Pangandaran, (harapanrakyat.com),-

Aksi sweeping yang dilakukan oleh ibu-ibu pengajian yang juga warga Dusun Padasuka, Desa Wonoharjo, Kecamatan Pangandaran, Kabupaten Pangandaran, saat mengobrak-abrik tempat hiburan malam di blok Pamugaran, Sabtu (7/12), ternyata membuat sejumlah Pekerja Seks Komersil (PSK) kocar-kocir.

Saat melakukan aksi sweeping, ibu-ibu pengajian ini tampak membidik PSK yang tinggal di sejumlah kafe tersebut. Saat memergoki PSK yang berada di dalam kafe, ibu-ibu ini langsung memburunya. Beruntung, aparat kepolisian dan TNI yang melakukan pengawalan aksi ini berhasil mengevakuasi para PSK tersebut.

Ukarnisah, koordinator aksi, mengatakan, warga tetap bersikukuh agar kawasan Pamugaran bersih dari aktivitas maksiat. Dia pun bersama ibu-ibu lainnya saat menggelar aksi berteriak lantang agar tempat hiburan malam di kawasan itu secepatnya ditutup.

“Apabila kafe- kafe ini tetap saja beraktivitas, maka dalam beberapa hari kedepan kami akan menggelar kembali aksi yang lebih besar. Bagi kami harga mati bahwa di kawasan Pamugaran harus bersih dari maksiat. Apapun konsekunsinya akan kami hadapi,” tegasnya.

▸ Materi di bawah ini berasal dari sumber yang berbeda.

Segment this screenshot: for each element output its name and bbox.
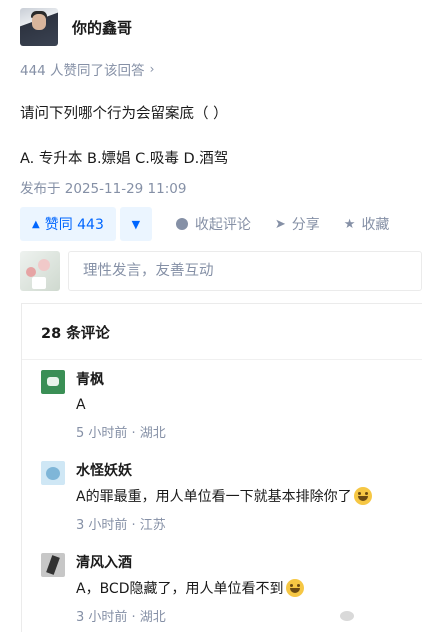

Ketika polisi melakukan evakuasi terhadap PSK yang berada di dalam kafe, tampak pengawalannya begitu ketat. Hal itu dilakukan untuk menghindari amukan dari ibu-ibu pengajian tersebut. (Ntang/R2/HR-Online)

About author

Related articles

1 Comment

  1. Bang Uddin December 10, at 09:28

    Bahkan ibu-ibu pengajian pun sdh sangat paham ttg hukum syariat keharaman prostitusi utk mengamalkan hadits : Man Roa Minkum Munkaron FalyughoyyirHu BiyadiHi, Fa illam Yastathi’ FabilisaaniHi, Fa illam Yastathi’ FabiqolbiHi, Wadzalika Adh’aful iimaan. Dari Abu Sa’id Al Khudri ra : ‘Saya mendengar Rasulullah saw bersabda, “Barangsiapa melihat kemungkaran, maka ubahlah dengan tangannya, jika tidak mampu maka ubahlah dengan lisannya, jika tidak mampu maka (tolaklah) dengan hatinya, dan hal tersebut adalah selemah-lemahnya iman” (HR. Muslim) Inilah akibat penguasa/aparat tidak bertindak tegas mengatasi kemaksiyatan! Dan sebagai orang pertama yang memberikan pendidikan pada anak-anaknya Karena sebenarnya tugas ibu adalah sebagai ummu warobatul bait (ibu pengatur rumah tangga). Yang memelihara keluarga, suami dan juga anak terpaksa harus turun tangan menghentikan maksiyat langsung, Harusnya kita malu apalagi sebagai laki-laki, tetapi yang lebih memalukan lagi penguasa/aparatt yang berwenang dan mengaku sebagai seorang muslim.